Todtleben s’est emparé d’Erzeroum. Je vous ai informé, je pense, que sa dernière conquête était la ville de Cotatis. On ne va pas si vite en guerre, parce qu’il faut faire deux repas par jour, et que, pour que cela se fasse, il faut avoir ou trouver de quoi.

Je veux sincèrement la paix, non parce que les ressources me manquent pour faire la guerre, mais parce que je hais l’effusion du sang humain. Si M. Moustapha fait de l’opiniâtre, j’espère qu’il nous trouvera, l’année qui vient, partout où nous pourrons le persuader qu’il vaut mieux céder aux circonstances pour sauver son empire que de pousser l’entêtement jusqu’à l’extrémité.

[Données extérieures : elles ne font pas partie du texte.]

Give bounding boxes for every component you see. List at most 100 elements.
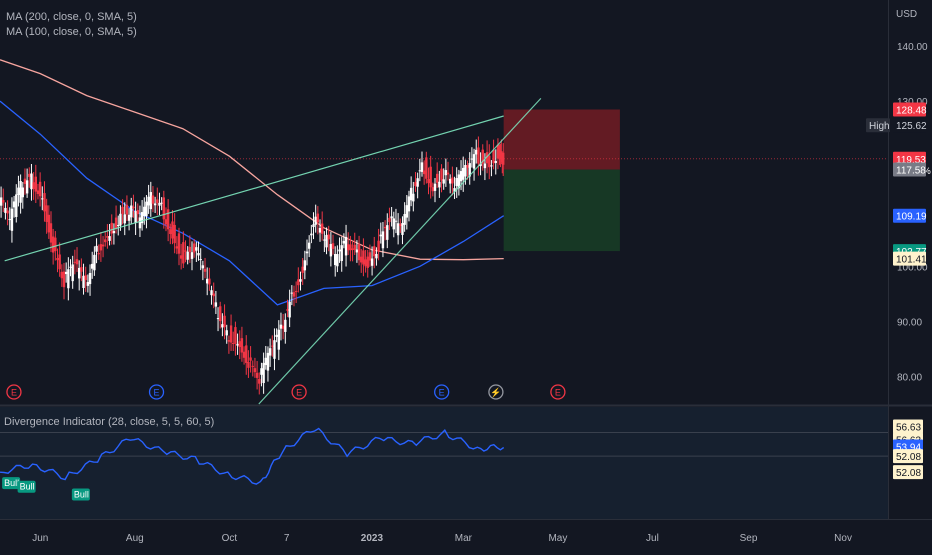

Les Grecs, les Spartiates, ont bien dégénéré ; ils aiment la rapine mieux que la liberté. Ils sont à jamais perdus s’ils ne profitent point des dispositions et des conseils du héros que je leur ai envoyé. Je ne parle point des Vénitiens je trouve qu’il n’y a que le pape et le roi de Sardaigne qui aient du mérite en Italie.

Soyez assuré, monsieur, qu’on ne saurait sentir plus de satisfaction que j’en ressens chaque fois que je reçois de vos lettres ; elles contiennent tant de témoignages de votre amitié que je ne puis que vous en être très-obligée.

Catherine.

P. S. Dans ce moment on vient de m’apporter la nouvelle que Belgorod, en turc Akkermann, sur le Dniester, s’est rendu le 26 de septembre par capitulation. Bientôt, je pense, vous entendrez parler de votre Brahilow.

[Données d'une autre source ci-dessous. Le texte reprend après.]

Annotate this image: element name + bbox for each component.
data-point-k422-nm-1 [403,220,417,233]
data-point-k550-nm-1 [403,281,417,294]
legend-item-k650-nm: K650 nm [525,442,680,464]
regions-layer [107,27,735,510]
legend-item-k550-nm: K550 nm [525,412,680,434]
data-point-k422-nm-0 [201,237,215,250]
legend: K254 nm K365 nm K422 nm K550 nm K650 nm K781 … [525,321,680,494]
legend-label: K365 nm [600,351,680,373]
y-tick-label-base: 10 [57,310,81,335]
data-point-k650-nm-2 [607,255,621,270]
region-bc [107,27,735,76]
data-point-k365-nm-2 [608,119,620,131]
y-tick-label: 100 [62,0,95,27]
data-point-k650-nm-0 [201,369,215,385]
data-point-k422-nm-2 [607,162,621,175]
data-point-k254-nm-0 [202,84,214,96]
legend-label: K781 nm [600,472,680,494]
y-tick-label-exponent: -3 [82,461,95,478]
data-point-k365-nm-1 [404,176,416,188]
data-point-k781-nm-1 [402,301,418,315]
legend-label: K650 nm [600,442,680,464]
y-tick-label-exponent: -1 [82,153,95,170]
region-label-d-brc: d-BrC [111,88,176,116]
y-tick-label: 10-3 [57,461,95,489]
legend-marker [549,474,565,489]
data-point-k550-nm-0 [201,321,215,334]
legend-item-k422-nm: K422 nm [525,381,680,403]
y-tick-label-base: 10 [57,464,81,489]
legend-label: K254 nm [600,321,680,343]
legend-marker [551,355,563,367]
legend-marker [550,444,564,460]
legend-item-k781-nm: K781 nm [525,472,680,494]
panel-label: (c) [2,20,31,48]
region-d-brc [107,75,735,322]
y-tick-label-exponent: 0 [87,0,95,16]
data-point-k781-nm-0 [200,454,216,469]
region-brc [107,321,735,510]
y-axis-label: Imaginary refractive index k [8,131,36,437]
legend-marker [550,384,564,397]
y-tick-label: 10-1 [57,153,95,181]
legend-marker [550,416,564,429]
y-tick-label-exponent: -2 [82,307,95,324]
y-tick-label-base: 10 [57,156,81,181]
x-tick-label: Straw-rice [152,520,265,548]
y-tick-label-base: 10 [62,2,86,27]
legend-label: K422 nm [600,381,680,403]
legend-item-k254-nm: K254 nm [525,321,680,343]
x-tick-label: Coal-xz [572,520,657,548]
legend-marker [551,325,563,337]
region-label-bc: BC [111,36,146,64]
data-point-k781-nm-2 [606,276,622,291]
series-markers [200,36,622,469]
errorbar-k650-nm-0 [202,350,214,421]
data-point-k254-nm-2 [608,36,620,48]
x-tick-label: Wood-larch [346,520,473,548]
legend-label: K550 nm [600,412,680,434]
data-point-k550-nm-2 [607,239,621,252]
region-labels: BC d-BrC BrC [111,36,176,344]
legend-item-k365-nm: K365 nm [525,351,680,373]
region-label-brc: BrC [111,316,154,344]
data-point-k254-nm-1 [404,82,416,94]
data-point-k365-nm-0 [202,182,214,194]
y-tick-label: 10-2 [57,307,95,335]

8045. — À M. LE BARON GRIMM.
De Ferney, 10 octobre.

Mon cher prophète, je suis le bon homme Job ; mais j’ai eu des amis qui sont venus me consoler sur mon fumier, et qui valent mieux que les amis de cet Arabe. Il est très-peu de gens de ces temps-là, et même de ces temps-ci, qu’on puisse comparer à M. d’Alembert et à M. de Condorcet. Ils m’ont fait oublier tous mes maux. Je n’ai pu malheureusement les retenir plus longtemps. Les voilà partis, et je cherche ma consolation en vous écrivant autant que mon accablement peut me le permettre.

Ils m’ont dit, et je savais sans eux, à quel point les Welches sont déchaînés contre la philosophie. Voici le temps de dire aux philosophes ce qu’on disait aux sergents, et ce que saint Jean[1] disait aux chrétiens : « Mes enfants, aimez-vous les uns les autres ; car qui diable vous aimerait ? »

Ce maudit Système de la Nature a fait un mal irréparable. On ne veut plus souffrir de cornes dans le pays, et les lièvres sont

  1. Épîtres, chapitre iv, verset 7.